Aunque al principio abusa del humor que se estilaba en las entregas de los 70, se trata de una película de acción muy bien resuelta. Conviene destacar el tema principal (All time high, interpretado por Rita Coolidge), la recuperación del otrora galán Louis Jourdan (visto en títulos como Gigi [Vincente Minelli, 1957] o Carta a una mujer desconocida [Max Ophüls, 1948]) como Kamal Khan (el malo), así como todo el metraje que tiene que ver con el intento de atentado en el circo de Octopussy, durante el que el interés y la tensión van en aumento hasta el final: se trata de un tramo de película muy bien montado y desarrollado.

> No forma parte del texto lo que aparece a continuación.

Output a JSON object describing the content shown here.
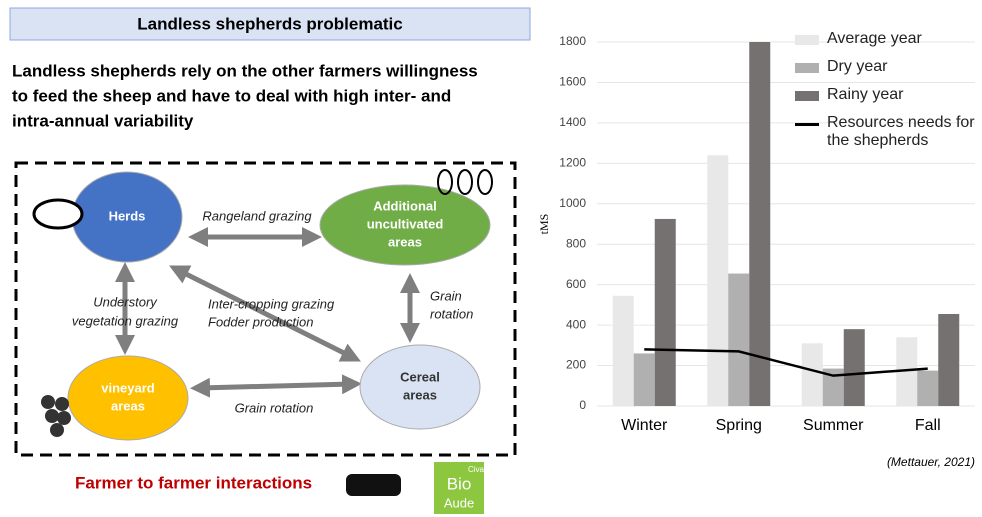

La edad a estas alturas le estaba pasando factura a Moore, ya cerca de la sesentena, cosa que nadie duda: las arrugas le pesan y cada vez necesita de más dobles para poder sacar adelante las escenas de acción. Bond se hace viejo y los guionistas lo saben; es por ello que en esta ocasión le colocan como mujer a conquistar a una mujer madura, la bella Maud Adams, inolvidable en su papel. Octopussy es una película que mantiene la atención del espectador hasta el final y que, al contrario que Solo para sus ojos y a pesar de los lastres con los que carga, tiene bastante vida.

Panorama para matar
(John Glen, 1985) es, como he dicho, la última intervención de Sir Roger en la saga con 58 años, repito, 58. A pesar de los liftings faciales y las curas de adelgazamiento, es innegable que el actor ya no estaba para el personaje: precisamente la edad de “Bond” y todo lo que ello acarrea le restan credibilidad al episodio, ya bastante falto de originalidad. El espectador no puede comprender por qué todas esas rubias en la flor de su juventud sucumben ante Moore, de quien dijo un crítico: “No es que esté ya madurito…¡Es que está a punto de caerse del árbol!”. Hay secuencias en las que tienen más planos sus dobles que él.

En esta película hay pocas cosas reseñables, para ser sinceros, pero entre ellas están los malos Christopher Walken (teñido de rubio, como Max Zorin) y Grace Jones (haciendo de la masculina May Day), así como el score de John Barry, cuyo tema principal, interpretado por Duran Duran, fue un éxito en su día.

La siguiente etapa de la saga, con Timothy Dalton como protagonista, se compone tan solo de 2 películas, entretenidas y más que aceptables, sobre todo la primera, pero en ella no existen demasiados aspectos reseñables a nivel global salvo el rejuvenecimiento de Bond y el cambio a un nuevo actor formado en el teatro clásico de Shakespeare, quizás algo más sosillo, que no logra adaptarse plenamente al personaje. Sin embargo, con estos dos filmes se recuperan en cierto modo la seriedad y la violencia tan olvidadas en los episodios protagonizados por Roger Moore.

En 007: Alta tensión (John Glen, 1987) destacan Jeroen Krabbé, actor habitual del director holandés Paul Verhoeven y el tema principal interpretado por el grupo A-ha, muy de moda en aquellos años, en el cual se inspira el resto de la banda sonora de John Barry. Conviene resaltar también el guión de la película, bien escrito y consistente. Sin embargo, los guionistas no saben cómo acertar del todo con Dalton, si dándole más o menos humor, más o menos acción: de lo único que están seguros es de que interpreta a un Bond más humano, y es por ello que en el siguiente título deciden romper con la fórmula habitual.
En Licencia para matar (John Glen, 1989), los guionistas optan por imitar de alguna manera a los filmes de acción de moda producidos en aquella época por productores como Joel Silver (responsable de títulos como La jungla de cristal, Arma letal, Por encima de la ley, con Bruce Willis, Mel Gibson y Steven Seagal como protagonistas, respectivamente). En esta película se presenta a Bond sediento de venganza y al margen de la ley y del Servicio Secreto Británico, decidido a vengar a su amigo Felix Leiter y a su esposa, maltratado el uno y asesinada la otra por unos contrabandistas latinos entre los que ya apunta maneras el jovencito Benicio del Toro. Lo más notable de la película son él, el malo (Robert Davi) y la persecución de camiones cisterna del final, potencialmente imitada de En busca del arca perdida (Steven Spielberg, 1981). Por lo demás, y a pesar de presentar de una manera bastante gráfica la violencia, se trata de una película olvidada, al igual que en general Timothy Dalton y su intervención en la saga.